As of Sunday, September 6, an online petition demanding Netanyahu’s arrest on arrival in London this week has over 103,000 signatures – many more added daily.
The campaign will stay active until February 2016. Perhaps it’ll attract two or three times the current number of supporters by then, maybe a chance to reach half a million.
It sends a message. No one is above the law. Violators must be held accountable – to the highest levels of government.
During his stay, Netanyahu will be feted, not arrested. An array of war criminals parade through Western capitals, mostly from other Western countries.
No nation is more guilty of high crimes against peace than America – none more free to continue rampaging globally, ravaging and destroying one country after another, responsible for millions of deaths, mass destruction and unspeakable human misery.
No US official was ever held accountable for crimes of war, against humanity or genocide. None more warrant Nuremberg justice.
Its Tribunal Chief Justice Robert Jackson (a US Supreme Court Justice) called Nazi war crimes “the supreme international crime against peace.”
His November 21, 1945 opening remarks said:
“The wrongs which we seek to condemn and punish have been so calculated, so malignant, and so devastating, that civilization cannot tolerate their being ignored, because it cannot survive their being repeated.”
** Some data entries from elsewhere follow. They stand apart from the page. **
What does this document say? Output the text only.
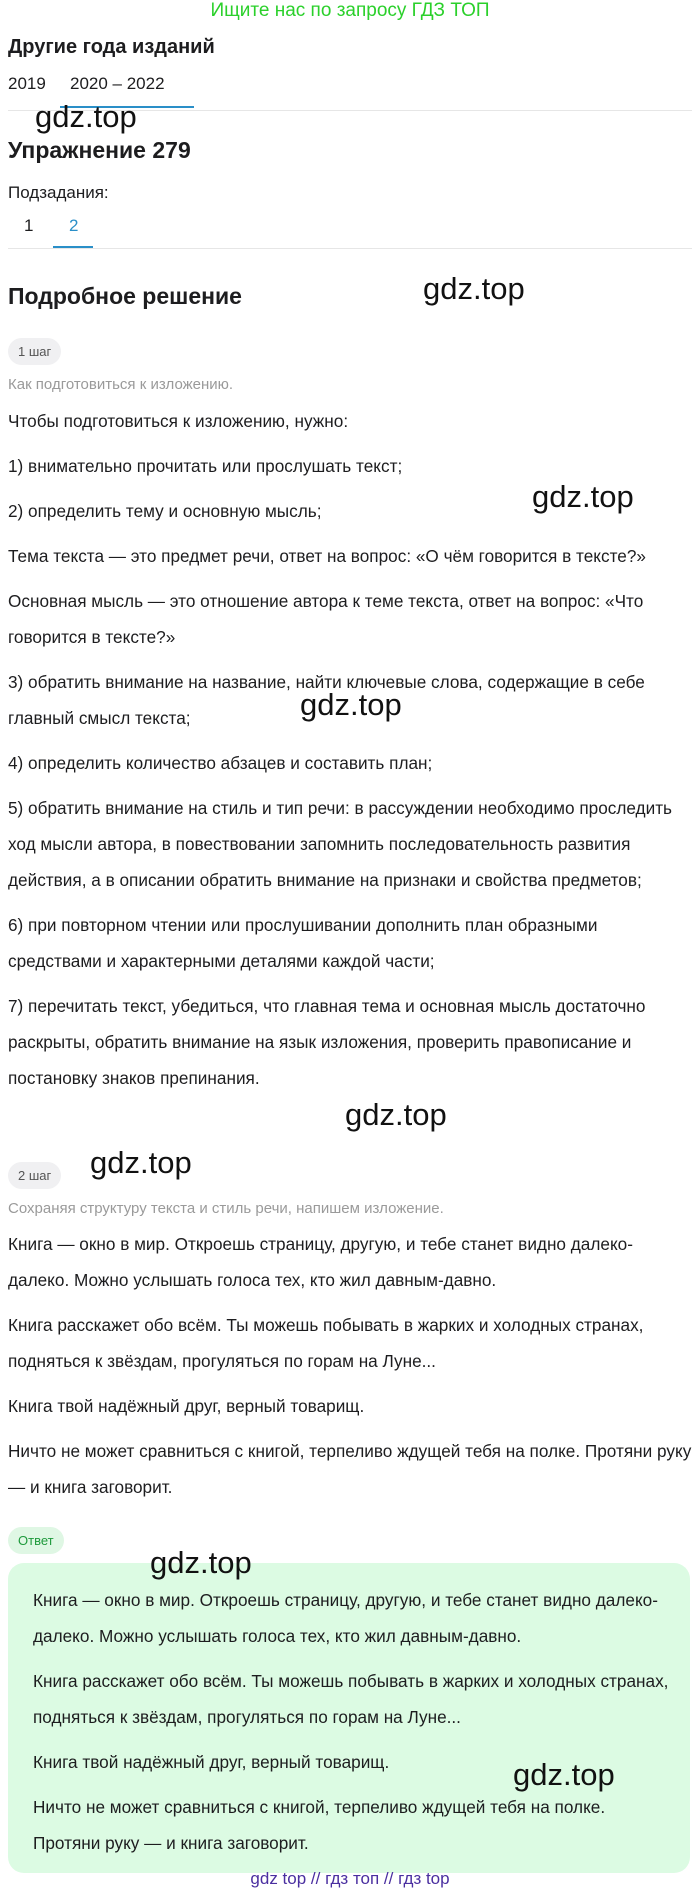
Ищите нас по запросу ГДЗ ТОП
Другие года изданий
2019 2020 – 2022
gdz.top
Упражнение 279
Подзадания:
1 2
Подробное решение	gdz.top
1 шаг
Как подготовиться к изложению.

Чтобы подготовиться к изложению, нужно:

1) внимательно прочитать или прослушать текст;

2) определить тему и основную мысль;

Тема текста — это предмет речи, ответ на вопрос: «О чём говорится в тексте?»

Основная мысль — это отношение автора к теме текста, ответ на вопрос: «Что говорится в тексте?»

3) обратить внимание на название, найти ключевые слова, содержащие в себе главный смысл текста;

4) определить количество абзацев и составить план;

5) обратить внимание на стиль и тип речи: в рассуждении необходимо проследить ход мысли автора, в повествовании запомнить последовательность развития действия, а в описании обратить внимание на признаки и свойства предметов;

6) при повторном чтении или прослушивании дополнить план образными средствами и характерными деталями каждой части;

7) перечитать текст, убедиться, что главная тема и основная мысль достаточно раскрыты, обратить внимание на язык изложения, проверить правописание и постановку знаков препинания.

gdz.top
gdz.top
gdz.top
2 шаг	gdz.top
Сохраняя структуру текста и стиль речи, напишем изложение.

Книга — окно в мир. Откроешь страницу, другую, и тебе станет видно далеко-далеко. Можно услышать голоса тех, кто жил давным-давно.

Книга расскажет обо всём. Ты можешь побывать в жарких и холодных странах, подняться к звёздам, прогуляться по горам на Луне...

Книга твой надёжный друг, верный товарищ.

Ничто не может сравниться с книгой, терпеливо ждущей тебя на полке. Протяни руку — и книга заговорит.

Ответ

Книга — окно в мир. Откроешь страницу, другую, и тебе станет видно далеко-далеко. Можно услышать голоса тех, кто жил давным-давно.

Книга расскажет обо всём. Ты можешь побывать в жарких и холодных странах, подняться к звёздам, прогуляться по горам на Луне...

Книга твой надёжный друг, верный товарищ.

Ничто не может сравниться с книгой, терпеливо ждущей тебя на полке. Протяни руку — и книга заговорит.

gdz.top
gdz.top
gdz top // гдз топ // гдз top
He called aggressive war “the greatest menace of our times.” International law defines crimes against peace as “planning, preparation, initiation, or waging of wars of aggression, or a war in violation of international treaties, agreements or assurances, or participation in a common plan or conspiracy for the accomplishment of any of the foregoing.”
No nations today are more culpable than America, its rogue NATO partners and Israel. Nuremberg justice demands their leaders and guilty officials be held accountable. Its Principles stated:
“Any person who commits an act which constitutes a crime under international law is responsible therefor and liable to punishment.”
“Crimes against international law are committed by men, not by abstract entities, and only by punishing individuals who commit (them) can the provisions of international law be enforced.”
The Rome Statute’s Article 25 of the International Criminal Court codified the principle, affirming the culpability of persons responsible for committing crimes of war and against humanity.
Commanders and their superiors are culpable if they “either knew or, owing to the circumstances at the time, should have known that the forces were committing or about to commit such crimes, (and) failed to take all necessary and reasonable measures within his or her power to prevent or repress their commission or to submit the matter to the competent authorities for investigation and prosecutions.”
Nuremberg established the principle that immunity from high crimes against peace is null and void. They’re too grave to be ignored.
Accountability is essential. Failure lets rogue states and their officials terrorize humanity with impunity – risking the unthinkable, another global war, a potential humanity destroying one with nuclear weapons.